In areas where electricity was available, the motor driven pumps were also successful, but in areas without electricity, hand pumps were still necessary. Hand operated visible and computer pumps were last made in 1950.
The late 1920s saw fewer visible pumps and the introduction of more meter pumps. By 1930, clock meter pumps were being made by almost every pump company.
Each year brought a better idea on how to make the meter. Some had two hands, one for gallons, one for parts of gallons.
Another called the Cash Computer had plugged in price inserts with different gears on the backside. Some of the best-looking clock meter pumps were the two-meter Cash Recorder pumps, one for gallons and one for price. Everything changed in 1934 with the invention of the Computer meter, by the Wayne Pump Company.

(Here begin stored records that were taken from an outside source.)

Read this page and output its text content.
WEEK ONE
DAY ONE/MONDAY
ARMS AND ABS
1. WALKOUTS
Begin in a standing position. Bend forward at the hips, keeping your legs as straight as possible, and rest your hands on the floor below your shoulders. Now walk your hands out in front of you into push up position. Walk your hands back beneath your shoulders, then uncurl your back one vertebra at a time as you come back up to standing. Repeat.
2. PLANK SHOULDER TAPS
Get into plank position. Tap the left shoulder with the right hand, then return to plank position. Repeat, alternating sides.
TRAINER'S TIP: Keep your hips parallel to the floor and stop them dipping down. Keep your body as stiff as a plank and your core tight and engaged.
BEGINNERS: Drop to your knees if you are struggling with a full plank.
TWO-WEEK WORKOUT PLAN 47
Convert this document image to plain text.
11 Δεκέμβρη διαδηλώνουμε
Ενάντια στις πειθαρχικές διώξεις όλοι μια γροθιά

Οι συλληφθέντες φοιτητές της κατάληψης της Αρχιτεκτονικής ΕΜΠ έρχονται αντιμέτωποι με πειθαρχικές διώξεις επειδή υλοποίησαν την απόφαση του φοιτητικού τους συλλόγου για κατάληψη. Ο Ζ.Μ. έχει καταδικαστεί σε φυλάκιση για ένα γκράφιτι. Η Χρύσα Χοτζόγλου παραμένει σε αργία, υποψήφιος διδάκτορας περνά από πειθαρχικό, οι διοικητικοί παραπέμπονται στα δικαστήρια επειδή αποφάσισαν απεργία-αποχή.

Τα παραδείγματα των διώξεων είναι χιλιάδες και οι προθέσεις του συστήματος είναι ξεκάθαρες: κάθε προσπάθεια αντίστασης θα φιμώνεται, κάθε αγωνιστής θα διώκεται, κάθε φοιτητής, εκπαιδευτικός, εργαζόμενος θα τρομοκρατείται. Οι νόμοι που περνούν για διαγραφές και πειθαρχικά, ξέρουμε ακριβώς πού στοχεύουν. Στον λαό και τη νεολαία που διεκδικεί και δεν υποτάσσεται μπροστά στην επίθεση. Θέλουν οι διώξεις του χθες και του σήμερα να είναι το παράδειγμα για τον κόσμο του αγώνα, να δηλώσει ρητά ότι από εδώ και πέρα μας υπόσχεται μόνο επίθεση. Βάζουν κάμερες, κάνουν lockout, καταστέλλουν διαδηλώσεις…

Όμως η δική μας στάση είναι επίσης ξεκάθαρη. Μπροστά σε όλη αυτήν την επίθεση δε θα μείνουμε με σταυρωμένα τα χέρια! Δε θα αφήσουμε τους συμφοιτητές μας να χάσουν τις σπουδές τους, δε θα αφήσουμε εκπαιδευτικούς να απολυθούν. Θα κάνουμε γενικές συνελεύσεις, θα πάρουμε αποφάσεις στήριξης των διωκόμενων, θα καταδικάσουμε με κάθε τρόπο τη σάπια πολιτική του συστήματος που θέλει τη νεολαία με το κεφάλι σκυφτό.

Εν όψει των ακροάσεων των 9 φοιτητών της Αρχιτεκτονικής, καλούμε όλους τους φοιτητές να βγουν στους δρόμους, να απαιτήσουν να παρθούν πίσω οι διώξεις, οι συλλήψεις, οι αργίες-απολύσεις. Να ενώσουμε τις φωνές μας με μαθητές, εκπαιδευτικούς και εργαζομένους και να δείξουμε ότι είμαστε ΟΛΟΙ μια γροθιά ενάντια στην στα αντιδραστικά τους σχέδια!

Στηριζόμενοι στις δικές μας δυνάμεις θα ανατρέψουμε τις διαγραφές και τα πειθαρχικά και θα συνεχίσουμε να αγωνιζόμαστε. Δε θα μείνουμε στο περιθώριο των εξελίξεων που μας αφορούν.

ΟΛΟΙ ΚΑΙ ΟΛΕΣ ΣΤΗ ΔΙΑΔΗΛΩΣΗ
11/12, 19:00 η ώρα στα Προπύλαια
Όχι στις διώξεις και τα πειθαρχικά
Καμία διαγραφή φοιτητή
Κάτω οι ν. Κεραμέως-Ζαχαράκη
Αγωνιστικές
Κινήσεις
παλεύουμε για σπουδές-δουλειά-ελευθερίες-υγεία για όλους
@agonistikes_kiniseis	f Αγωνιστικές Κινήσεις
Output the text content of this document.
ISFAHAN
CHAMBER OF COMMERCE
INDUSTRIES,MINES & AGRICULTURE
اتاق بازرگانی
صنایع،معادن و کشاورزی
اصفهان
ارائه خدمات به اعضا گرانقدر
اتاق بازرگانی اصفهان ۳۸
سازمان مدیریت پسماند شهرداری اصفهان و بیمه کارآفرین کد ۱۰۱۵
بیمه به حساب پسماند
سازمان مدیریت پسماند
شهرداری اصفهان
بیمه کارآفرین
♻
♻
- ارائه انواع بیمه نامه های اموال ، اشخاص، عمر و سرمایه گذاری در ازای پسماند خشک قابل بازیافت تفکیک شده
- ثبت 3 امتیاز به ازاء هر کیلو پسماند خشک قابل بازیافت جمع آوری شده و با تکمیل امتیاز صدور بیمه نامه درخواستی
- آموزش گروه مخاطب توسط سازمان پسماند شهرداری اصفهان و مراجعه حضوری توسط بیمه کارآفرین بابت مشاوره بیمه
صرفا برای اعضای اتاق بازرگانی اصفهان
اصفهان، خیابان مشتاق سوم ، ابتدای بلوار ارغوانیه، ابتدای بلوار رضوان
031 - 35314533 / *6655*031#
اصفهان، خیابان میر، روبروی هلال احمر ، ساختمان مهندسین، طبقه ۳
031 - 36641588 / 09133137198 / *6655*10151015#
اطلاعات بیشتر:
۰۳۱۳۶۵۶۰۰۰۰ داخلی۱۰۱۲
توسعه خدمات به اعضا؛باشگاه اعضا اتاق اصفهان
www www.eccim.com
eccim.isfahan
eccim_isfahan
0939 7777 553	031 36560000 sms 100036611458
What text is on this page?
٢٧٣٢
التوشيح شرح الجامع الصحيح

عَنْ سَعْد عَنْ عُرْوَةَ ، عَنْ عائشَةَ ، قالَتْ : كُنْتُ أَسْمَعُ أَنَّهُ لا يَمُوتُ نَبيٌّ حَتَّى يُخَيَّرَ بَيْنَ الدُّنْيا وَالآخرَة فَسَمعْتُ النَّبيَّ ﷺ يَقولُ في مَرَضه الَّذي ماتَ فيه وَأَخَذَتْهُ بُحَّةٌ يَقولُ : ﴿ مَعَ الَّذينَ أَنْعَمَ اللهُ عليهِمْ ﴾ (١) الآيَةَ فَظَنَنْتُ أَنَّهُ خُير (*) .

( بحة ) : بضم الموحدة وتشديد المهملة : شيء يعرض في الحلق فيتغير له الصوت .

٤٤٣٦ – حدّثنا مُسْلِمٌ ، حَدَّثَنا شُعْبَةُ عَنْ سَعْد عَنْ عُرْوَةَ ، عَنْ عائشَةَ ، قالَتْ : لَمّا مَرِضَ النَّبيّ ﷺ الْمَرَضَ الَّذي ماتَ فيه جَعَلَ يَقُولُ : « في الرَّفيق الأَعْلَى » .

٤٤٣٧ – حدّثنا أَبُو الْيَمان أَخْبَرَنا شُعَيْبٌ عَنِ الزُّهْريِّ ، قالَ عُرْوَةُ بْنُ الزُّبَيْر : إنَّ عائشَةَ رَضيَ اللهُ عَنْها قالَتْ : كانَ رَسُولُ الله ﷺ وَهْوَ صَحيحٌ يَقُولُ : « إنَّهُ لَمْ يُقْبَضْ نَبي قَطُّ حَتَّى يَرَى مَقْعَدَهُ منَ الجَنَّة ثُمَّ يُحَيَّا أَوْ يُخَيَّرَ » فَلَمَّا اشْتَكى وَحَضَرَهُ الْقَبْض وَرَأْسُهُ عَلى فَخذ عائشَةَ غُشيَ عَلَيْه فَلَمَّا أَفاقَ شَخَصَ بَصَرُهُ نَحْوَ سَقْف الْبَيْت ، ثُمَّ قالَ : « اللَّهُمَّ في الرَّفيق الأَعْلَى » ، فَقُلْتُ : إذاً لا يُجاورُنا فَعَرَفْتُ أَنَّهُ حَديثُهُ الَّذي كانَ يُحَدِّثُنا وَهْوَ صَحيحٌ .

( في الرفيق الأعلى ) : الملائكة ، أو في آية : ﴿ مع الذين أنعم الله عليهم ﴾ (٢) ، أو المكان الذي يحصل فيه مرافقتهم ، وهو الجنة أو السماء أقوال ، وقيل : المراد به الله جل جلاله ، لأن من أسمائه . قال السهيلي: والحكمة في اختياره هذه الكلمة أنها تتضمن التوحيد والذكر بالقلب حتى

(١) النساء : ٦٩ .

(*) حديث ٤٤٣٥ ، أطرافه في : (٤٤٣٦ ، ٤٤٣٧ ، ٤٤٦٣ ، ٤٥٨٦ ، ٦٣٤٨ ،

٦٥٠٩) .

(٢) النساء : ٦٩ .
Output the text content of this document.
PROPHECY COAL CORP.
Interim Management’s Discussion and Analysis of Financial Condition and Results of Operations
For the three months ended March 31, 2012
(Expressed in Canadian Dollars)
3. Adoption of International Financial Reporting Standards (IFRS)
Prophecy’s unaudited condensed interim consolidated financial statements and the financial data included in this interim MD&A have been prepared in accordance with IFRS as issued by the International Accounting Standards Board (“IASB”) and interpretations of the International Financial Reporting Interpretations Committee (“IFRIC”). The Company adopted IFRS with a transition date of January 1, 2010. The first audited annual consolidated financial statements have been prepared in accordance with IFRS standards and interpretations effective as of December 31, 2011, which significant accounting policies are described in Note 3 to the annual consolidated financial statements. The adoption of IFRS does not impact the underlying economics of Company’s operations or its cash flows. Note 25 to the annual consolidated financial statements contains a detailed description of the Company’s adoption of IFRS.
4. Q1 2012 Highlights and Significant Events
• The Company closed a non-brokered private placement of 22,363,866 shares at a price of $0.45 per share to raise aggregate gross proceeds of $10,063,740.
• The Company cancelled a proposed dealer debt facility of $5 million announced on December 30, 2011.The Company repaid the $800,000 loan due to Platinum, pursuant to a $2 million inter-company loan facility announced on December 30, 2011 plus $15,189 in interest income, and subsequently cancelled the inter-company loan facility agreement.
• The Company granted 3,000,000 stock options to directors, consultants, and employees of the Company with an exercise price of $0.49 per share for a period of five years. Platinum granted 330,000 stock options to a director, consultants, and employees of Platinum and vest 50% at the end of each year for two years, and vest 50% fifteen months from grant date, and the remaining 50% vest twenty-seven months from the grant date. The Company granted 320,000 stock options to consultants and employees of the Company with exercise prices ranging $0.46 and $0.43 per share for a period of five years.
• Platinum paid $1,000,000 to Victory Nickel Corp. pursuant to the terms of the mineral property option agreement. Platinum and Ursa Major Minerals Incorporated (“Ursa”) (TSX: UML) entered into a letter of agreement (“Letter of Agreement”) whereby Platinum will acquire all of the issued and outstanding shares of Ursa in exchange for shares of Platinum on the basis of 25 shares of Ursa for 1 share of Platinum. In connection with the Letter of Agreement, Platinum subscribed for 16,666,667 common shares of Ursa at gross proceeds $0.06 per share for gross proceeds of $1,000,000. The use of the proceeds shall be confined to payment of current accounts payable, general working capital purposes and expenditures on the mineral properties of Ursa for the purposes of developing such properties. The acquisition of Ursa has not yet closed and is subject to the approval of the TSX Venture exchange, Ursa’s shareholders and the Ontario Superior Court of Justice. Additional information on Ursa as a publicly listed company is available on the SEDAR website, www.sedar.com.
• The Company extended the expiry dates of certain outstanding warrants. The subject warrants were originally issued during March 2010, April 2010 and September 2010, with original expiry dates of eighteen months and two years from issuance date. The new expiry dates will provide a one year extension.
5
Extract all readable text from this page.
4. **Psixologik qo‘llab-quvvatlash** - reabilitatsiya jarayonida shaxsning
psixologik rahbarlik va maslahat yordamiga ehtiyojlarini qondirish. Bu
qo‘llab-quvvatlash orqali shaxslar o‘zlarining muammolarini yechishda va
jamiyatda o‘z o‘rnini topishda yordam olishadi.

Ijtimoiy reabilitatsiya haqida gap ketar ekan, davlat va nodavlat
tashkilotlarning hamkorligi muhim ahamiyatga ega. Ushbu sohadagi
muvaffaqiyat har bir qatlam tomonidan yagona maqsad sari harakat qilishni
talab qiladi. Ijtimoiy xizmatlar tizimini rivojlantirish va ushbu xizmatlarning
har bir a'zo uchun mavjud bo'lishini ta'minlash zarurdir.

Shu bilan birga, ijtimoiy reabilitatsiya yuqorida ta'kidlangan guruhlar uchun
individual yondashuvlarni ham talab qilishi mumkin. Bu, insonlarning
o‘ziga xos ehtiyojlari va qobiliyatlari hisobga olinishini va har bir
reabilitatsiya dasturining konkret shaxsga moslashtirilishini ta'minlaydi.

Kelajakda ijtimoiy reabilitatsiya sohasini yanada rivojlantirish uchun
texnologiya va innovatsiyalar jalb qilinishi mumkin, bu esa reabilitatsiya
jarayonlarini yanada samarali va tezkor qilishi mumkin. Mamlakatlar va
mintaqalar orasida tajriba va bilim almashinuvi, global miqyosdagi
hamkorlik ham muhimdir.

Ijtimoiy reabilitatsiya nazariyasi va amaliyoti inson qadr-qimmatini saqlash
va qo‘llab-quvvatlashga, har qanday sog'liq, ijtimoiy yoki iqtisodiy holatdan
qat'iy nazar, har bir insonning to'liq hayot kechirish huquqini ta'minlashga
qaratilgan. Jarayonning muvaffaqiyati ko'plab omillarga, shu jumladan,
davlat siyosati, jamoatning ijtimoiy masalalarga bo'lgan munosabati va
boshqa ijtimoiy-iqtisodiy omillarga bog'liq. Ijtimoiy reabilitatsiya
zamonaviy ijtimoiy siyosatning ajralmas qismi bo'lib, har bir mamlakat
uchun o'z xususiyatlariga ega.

Wayne licensed the Computer to the Veeder-Root Company who made the same basic unit into the 1980s.
The mid- 1930s also brought about big changes in the market and the future of many gas pump companies. With the offset of the depression around 1932, many small companies began to merge or just disappear. To illustrate the point, of the five St. Louis pump companies that were in business in 1925, all were gone by 1932. Four just disappeared, and only one merged with another company.
By late 1930s, all the remaining companies were using the computer. A few tried to invent their own version of the computer, but because of patent infringements, they were all stopped by Veeder-Root. Pumps also became much more streamlined, with flat doors and flat sides.
During World War II, the U.S. Government limited production of gas pumps because of the need for metal and a permit was necessary to purchase one.
When the war ended, the pump companies pulled out the dies of the last pumps they made during the late 1930s and early 1940s and again started production. Wayne even made their visible pump for one more year.
Engineers were put to work designing pumps more in line with the late 1940. Cars were being lowered and it was hard to see the spinning numbers on the old tall pumps. In 1947 and 1948 every company in the pump business introduced a low-profile pump. Some collectors call these pumps 50s style pumps but most were introduced in the 1940s.
In the late 1950s, stainless steel and remote pumps were in fashion. Pumps were again lowered in height with the introduction of a 48” pump and were made with more stainless and less painted surfaces. Oil companies were opening large stations and the remote operated pump was being used.
The 1950s also saw the closing of three more large gas pump companies, Martin & Schwartz, National, and the Dayton Pump Company.
The biggest innovation of the 1960s was the blend pump. Wayne introduced the pumps and Sunoco was first to use them and then almost every pump company came out with a blend pump and many oil companies used them.